The offshore drilling rig market is “much tighter” than previously thought, according to new analysis, with some segments “nearly sold-out”.

Research from Westwood Global Energy Group has set out that day rates could “reach highs not witnessed in almost a decade”.

With a surge in demand, particularly in the wake of Russia’ invasion of Ukraine, dayrates are increasing and operators are reactivating cold-stacked rigs in order to accommodate long-term demand.

“As more of these inactive units enter the fleet – and this will be the case – the committed utilisation rate will continue to increase and dayrates will inevitably follow,” said Teresa Wilkie, research director for Westwood’s RigLogix platform.

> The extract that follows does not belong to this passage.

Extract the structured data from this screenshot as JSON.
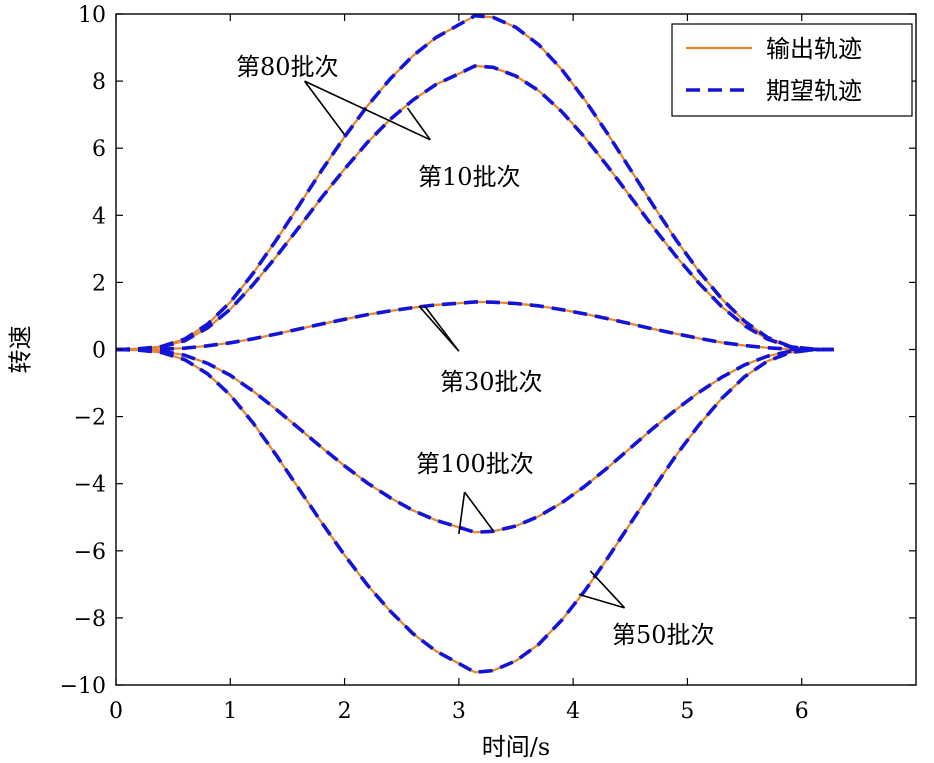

Westwood said a common method of measuring rig utlilsation – which looks at the “marketed fleet” doesn’t include cold-stacked vessels – is now misrepresenting market outlooks.

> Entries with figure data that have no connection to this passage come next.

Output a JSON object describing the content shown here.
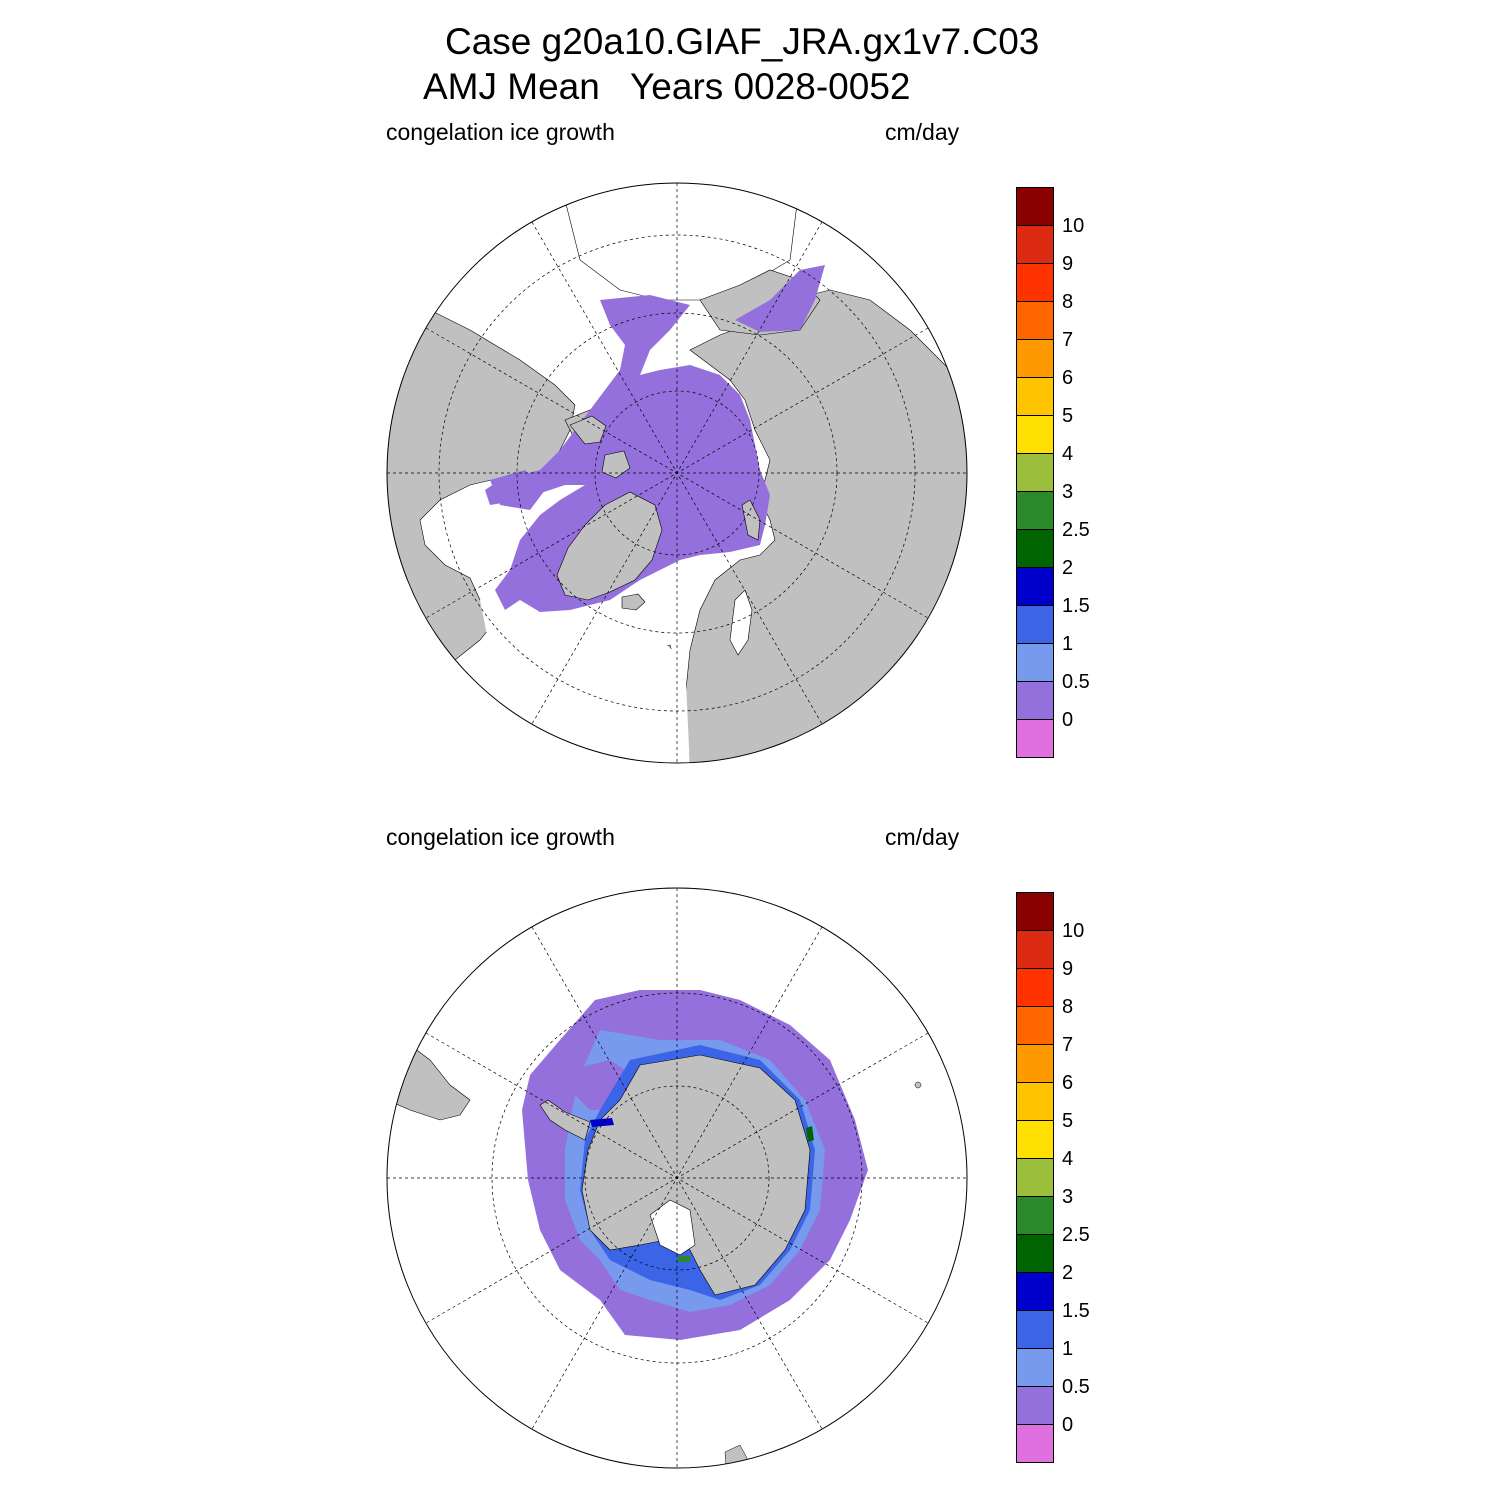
{
  "figure": {
    "title_line1": "Case g20a10.GIAF_JRA.gx1v7.C03",
    "title_line2": "AMJ Mean   Years 0028-0052"
  },
  "colors": {
    "land": "#c0c0c0",
    "ocean": "#ffffff",
    "grid": "#000000",
    "palette": [
      "#8b0000",
      "#dd2a12",
      "#ff3300",
      "#ff6600",
      "#ff9900",
      "#ffc400",
      "#ffe000",
      "#9bbf3a",
      "#2a8a2a",
      "#006400",
      "#0000cc",
      "#3c64e6",
      "#7799ee",
      "#9370db",
      "#e070e0"
    ]
  },
  "panels": [
    {
      "id": "north",
      "left_label": "congelation ice growth",
      "right_label": "cm/day",
      "hemisphere": "Northern Hemisphere",
      "dominant_class": "0 - 0.5"
    },
    {
      "id": "south",
      "left_label": "congelation ice growth",
      "right_label": "cm/day",
      "hemisphere": "Southern Hemisphere",
      "dominant_class": "0 - 1.5"
    }
  ],
  "colorbar": {
    "ticks": [
      "10",
      "9",
      "8",
      "7",
      "6",
      "5",
      "4",
      "3",
      "2.5",
      "2",
      "1.5",
      "1",
      "0.5",
      "0"
    ]
  }
}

Excluding cold-stacked vessels, global jackup utilisation sits at 82%, with drillships at 79% and semisubs at 64%.

However, taking into account the number of cold-stacked rigs, currently idle but now entering the market, “true rig availability is much tighter”.

On that basis, drillship utilisation is “nearly sold-out” at 92%, while jackups are at 89% and semisubs are sitting at 82%, both of the latter being up 10% or more over the other metric.

Due to the number of sales, most new rig contracts are being fixed at higher prices than their previous contracts “for the first time in years”, while operators also seek other solutions to meet demand.

Ms Wilkie said: “As active rigs sell out, especially those that meet the technical specifications required for an operator’s campaign, drilling contractors have begun to assess the cold stacked and stranded newbuild fleets to help remedy the sudden supply shortage.

“With many operators bidding for drilling programmes that do not begin until late 2022 or in 2023, drilling contractors have the time necessary to reactivate or complete construction of these rig.”

Due to the cost, often between $50m – $100m, operators cannot reactivate rigs speculatively and are only doing so for signed multi-year contracts.

Meanwhile, rig dayrates have now reached close to $400,000 for 7th generation drillship and are expected to be squeezed further, Westwood said.

Looking across specific regions, true utilisation figures “become even higher in some cases”, Ms Wilkie said.

“(This is) starkly demonstrated by the US Gulf of Mexico and Brazilian drillship markets, which are both currently fully utilized with all rigs either currently on hire or preparing for future campaigns.”